MALAGA GAZETTE

Saturday, June 11, 2011

Spanish police have arrested three suspected computer hackers who allegedly belonged to a loose-knit international activist group that attacked corporate and government websites around the world


Saturday, June 11, 2011 |

Spanish police have arrested three suspected computer hackers who allegedly belonged to a loose-knit international activist group that attacked corporate and government websites around the world, authorities said Friday.

National Police identified the three as leaders of the Spanish section of a group that calls itself "Anonymous." All three are Spaniards aged 30 to 32, said Manuel Vazquez, chief of the police's high-tech crime unit.

A computer server in one of their homes was used to take part in cyber attacks on targets including two major Spanish banks, the Italian energy company Enel and the governments of Egypt, Algeria, Libya, Iran, Chile, Colombia and New Zealand, Vazquez said.

The server had also been used to hack into an online Playstation store, but Vazquez said the three detainees had not been involved in an April cyber intrusion which affected millions of PlayStation Network users.

The three detainees have been released without bail but face a charge that is new in the Spanish penal code — disrupting a computer system, Vazquez said. He gave no details on what effect these attacks had.

In Spain, acting on their own, the three detainees staged cyber attacks on the website of Spain's central electoral commission a few days before local and regional elections on May 22, that of the regional police force in the northeast Catalonia region and a major Spanish labor union.

The night before the election, the three men tried to shut down the web pages of Spain's two main political parties and that of the Spanish parliament but were thwarted by police, Vazquez said.

"Anonymous is a network with a common idea, but it has loads of cells around the world. Using chats they agree to stage denial-of-service attacks on any page of any company or organization anywhere in the world," Vazquez said, referring to a cyber-bombardment-like technique used to shut down an Internet page.

Vazquez said police were still analyzing computer files and other material but have no record of the three Spaniards having obtained sensitive data.

Vazquez said members of Anonymous use a lot methods for hiding their identity.

The statement said the only other countries to act against "Anonymous" so far are the United States and Britain. It attributed this what it called complex security measures that members use to protect their identity.

The suspects in Spain were arrested in Barcelona, the Valencia region and the southern city of Almeria.

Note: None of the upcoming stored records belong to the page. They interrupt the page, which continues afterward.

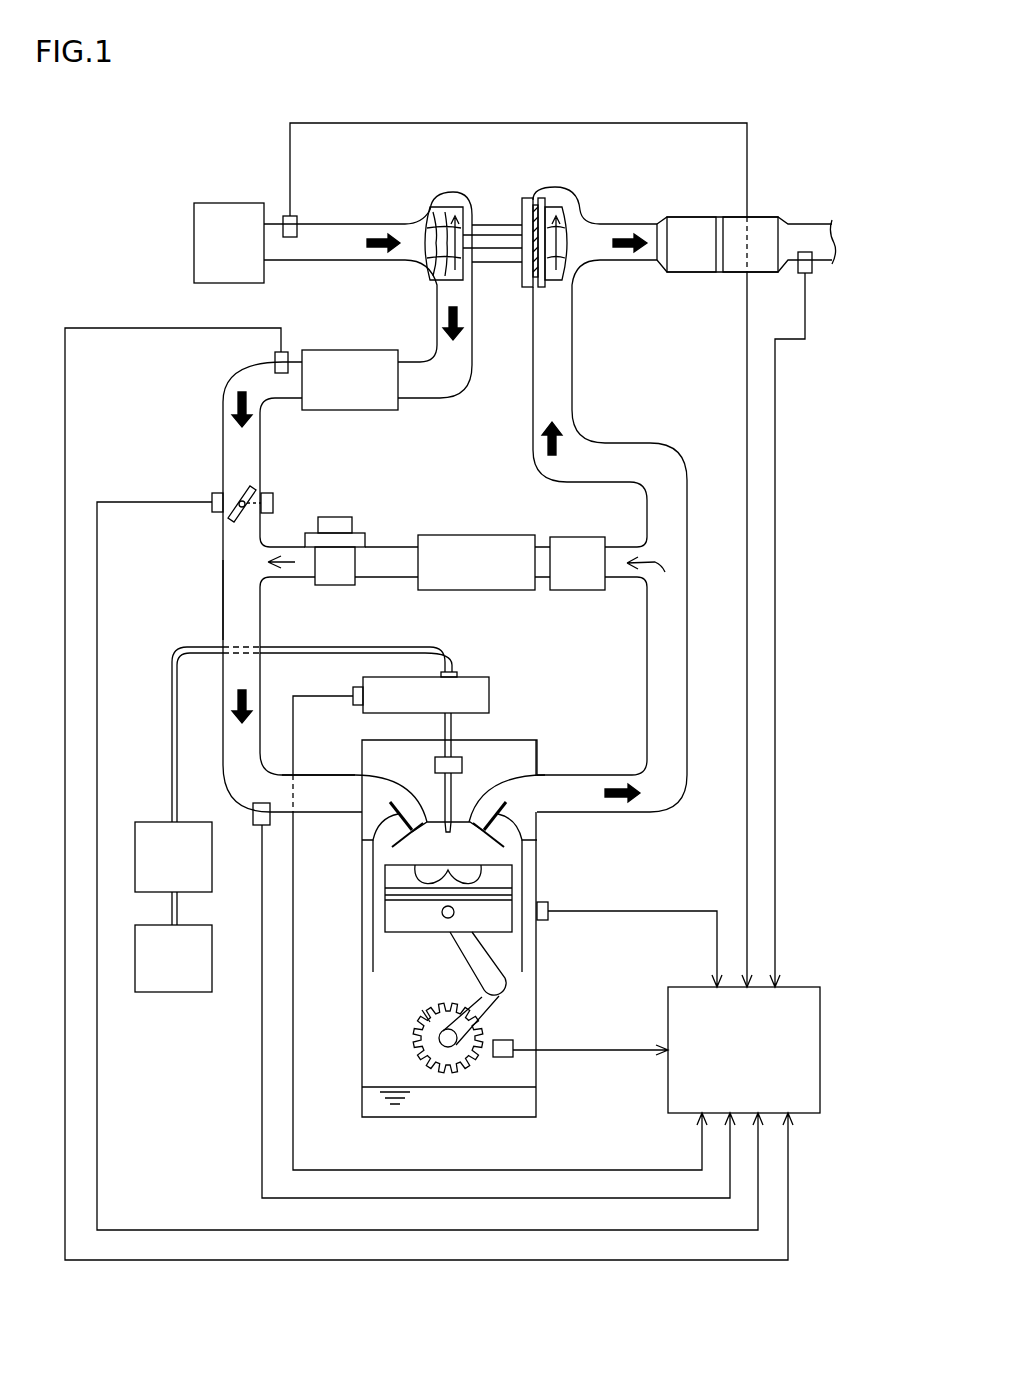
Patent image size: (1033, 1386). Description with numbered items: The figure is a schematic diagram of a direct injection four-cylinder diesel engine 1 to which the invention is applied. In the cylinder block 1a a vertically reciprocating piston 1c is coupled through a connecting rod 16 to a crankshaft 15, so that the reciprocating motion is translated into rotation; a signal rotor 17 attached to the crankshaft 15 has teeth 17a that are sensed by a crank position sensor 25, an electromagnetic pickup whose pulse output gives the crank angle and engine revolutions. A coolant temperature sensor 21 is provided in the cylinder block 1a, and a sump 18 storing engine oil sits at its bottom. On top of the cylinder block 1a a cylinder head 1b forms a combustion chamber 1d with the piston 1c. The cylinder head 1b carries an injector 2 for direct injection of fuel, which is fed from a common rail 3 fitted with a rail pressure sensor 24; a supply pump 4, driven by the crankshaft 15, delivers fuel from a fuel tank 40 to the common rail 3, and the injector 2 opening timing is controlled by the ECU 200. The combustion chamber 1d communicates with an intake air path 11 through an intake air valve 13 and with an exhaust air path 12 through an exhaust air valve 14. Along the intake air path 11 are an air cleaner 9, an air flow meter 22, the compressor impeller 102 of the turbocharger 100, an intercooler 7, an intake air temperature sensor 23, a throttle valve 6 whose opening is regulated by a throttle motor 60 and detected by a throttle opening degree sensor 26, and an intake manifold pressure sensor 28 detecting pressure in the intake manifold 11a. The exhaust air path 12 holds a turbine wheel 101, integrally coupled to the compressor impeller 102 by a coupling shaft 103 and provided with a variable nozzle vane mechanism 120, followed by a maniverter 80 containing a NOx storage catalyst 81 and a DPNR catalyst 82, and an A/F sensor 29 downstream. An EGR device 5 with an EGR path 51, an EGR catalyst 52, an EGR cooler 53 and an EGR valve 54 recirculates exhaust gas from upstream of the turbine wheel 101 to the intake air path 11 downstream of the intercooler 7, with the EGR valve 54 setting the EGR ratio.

The engine 1 is at (467, 896).
The cylinder block 1a is at (538, 937).
The cylinder head 1b is at (538, 748).
The piston 1c is at (388, 918).
The combustion chamber 1d is at (415, 852).
The injector 2 is at (446, 792).
The common rail 3 is at (478, 677).
The supply pump 4 is at (153, 822).
The EGR device 5 is at (466, 552).
The throttle valve 6 is at (243, 496).
The intercooler 7 is at (372, 410).
The air cleaner 9 is at (194, 243).
The intake air path 11 is at (223, 610).
The intake manifold 11a is at (330, 770).
The exhaust air path 12 is at (600, 772).
The intake air valve 13 is at (393, 834).
The exhaust air valve 14 is at (505, 836).
The crankshaft 15 is at (443, 1046).
The connecting rod 16 is at (478, 962).
The signal rotor 17 is at (425, 1008).
The teeth 17a is at (428, 1030).
The sump 18 is at (543, 1105).
The coolant temperature sensor 21 is at (550, 905).
The air flow meter 22 is at (287, 216).
The intake air temperature sensor 23 is at (288, 352).
The rail pressure sensor 24 is at (352, 690).
The crank position sensor 25 is at (505, 1058).
The throttle opening degree sensor 26 is at (217, 512).
The intake manifold pressure sensor 28 is at (258, 826).
The A/F sensor 29 is at (805, 252).
The fuel tank 40 is at (176, 992).
The EGR path 51 is at (617, 580).
The EGR catalyst 52 is at (580, 537).
The EGR cooler 53 is at (470, 535).
The EGR valve 54 is at (340, 517).
The throttle motor 60 is at (273, 495).
The maniverter 80 is at (746, 250).
The NOx storage catalyst 81 is at (691, 215).
The DPNR catalyst 82 is at (763, 213).
The turbocharger 100 is at (565, 269).
The turbine wheel 101 is at (580, 216).
The compressor impeller 102 is at (432, 216).
The coupling shaft 103 is at (495, 250).
The variable nozzle vane mechanism 120 is at (527, 207).
The ECU 200 is at (668, 1004).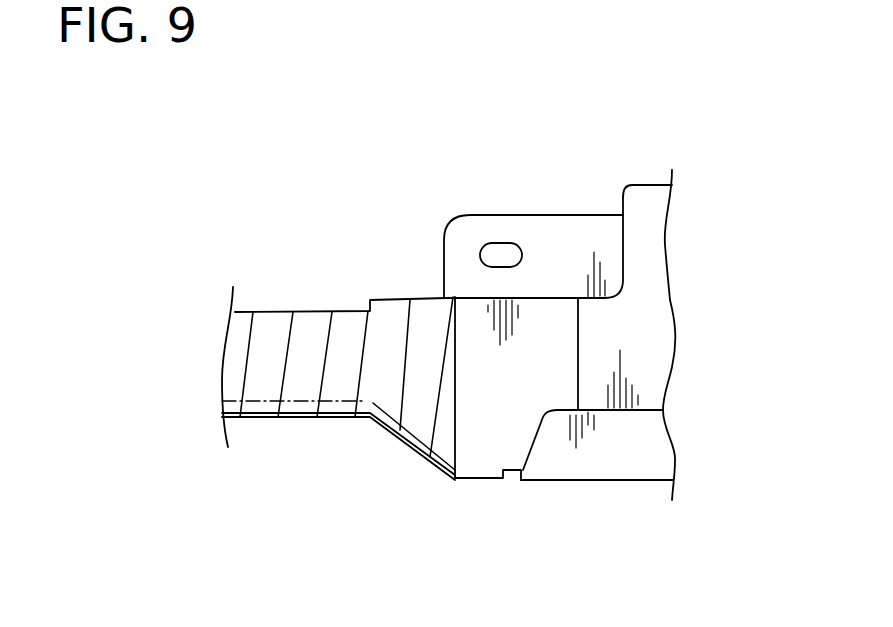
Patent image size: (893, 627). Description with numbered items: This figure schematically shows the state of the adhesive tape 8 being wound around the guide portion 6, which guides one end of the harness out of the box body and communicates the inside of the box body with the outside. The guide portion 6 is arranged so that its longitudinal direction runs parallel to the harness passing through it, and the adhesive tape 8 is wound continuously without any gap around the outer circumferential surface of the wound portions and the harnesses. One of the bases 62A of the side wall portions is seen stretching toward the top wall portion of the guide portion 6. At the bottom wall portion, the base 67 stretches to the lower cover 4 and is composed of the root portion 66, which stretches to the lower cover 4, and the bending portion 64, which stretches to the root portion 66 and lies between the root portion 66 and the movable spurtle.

The adhesive tape 8 is at (310, 311).
The base 62A is at (547, 365).
The guide portion 6 is at (575, 293).
The lower cover 4 is at (640, 347).
The bending portion 64 is at (480, 480).
The root portion 66 is at (578, 480).
The base 67 is at (583, 556).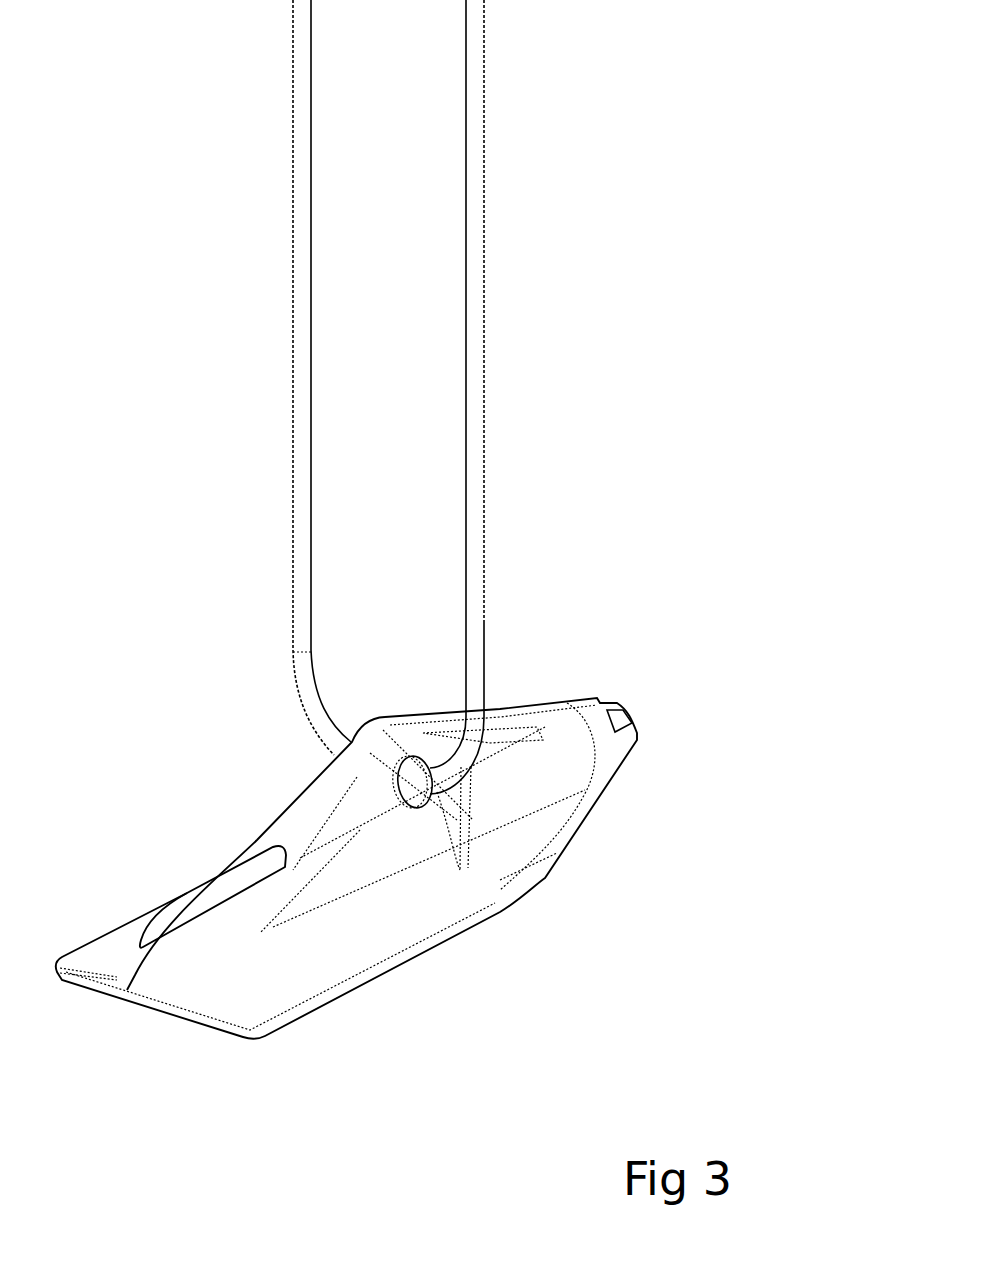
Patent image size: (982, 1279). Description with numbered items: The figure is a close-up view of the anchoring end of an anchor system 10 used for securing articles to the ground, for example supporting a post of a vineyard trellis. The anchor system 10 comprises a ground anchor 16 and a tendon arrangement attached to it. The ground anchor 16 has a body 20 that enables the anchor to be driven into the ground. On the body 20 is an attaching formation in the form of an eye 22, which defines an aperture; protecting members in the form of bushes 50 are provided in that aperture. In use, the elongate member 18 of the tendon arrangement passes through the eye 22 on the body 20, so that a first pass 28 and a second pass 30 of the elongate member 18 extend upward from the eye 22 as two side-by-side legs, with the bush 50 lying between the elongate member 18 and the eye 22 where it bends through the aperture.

The anchor system 10 is at (228, 350).
The ground anchor 16 is at (403, 976).
The elongate member 18 is at (490, 359).
The body 20 is at (427, 897).
The eye 22 is at (357, 837).
The first pass 28 is at (290, 52).
The second pass 30 is at (485, 13).
The bush 50 is at (402, 748).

Since October 2010, Spanish police specializing in cyber crime have analyzed more than two million lines of online chat and Internet pages until they finally zeroed in on the three suspects. Their names were not given.

In January, British police arrested five young males on suspicion of involvement in cyber attacks by Anonymous, which has backed WikiLeaks.

"Anonymous" has claimed responsibility for attacking the websites of companies such as Visa, Mastercard and Paypal, all of whom severed their links with WikiLeaks after it began publishing its massive trove of secret U.S. diplomatic memos.

"Anonymous" accused the companies of trying to stifle WikiLeaks and rallied an army of online supporters to flood their servers with traffic, periodically blocking access to their sites for hours at a time.

And in February, an Internet forum run by "Anonymous" directed participants to attack the websites of the Egyptian Ministry of Information and the ruling National Democratic Party.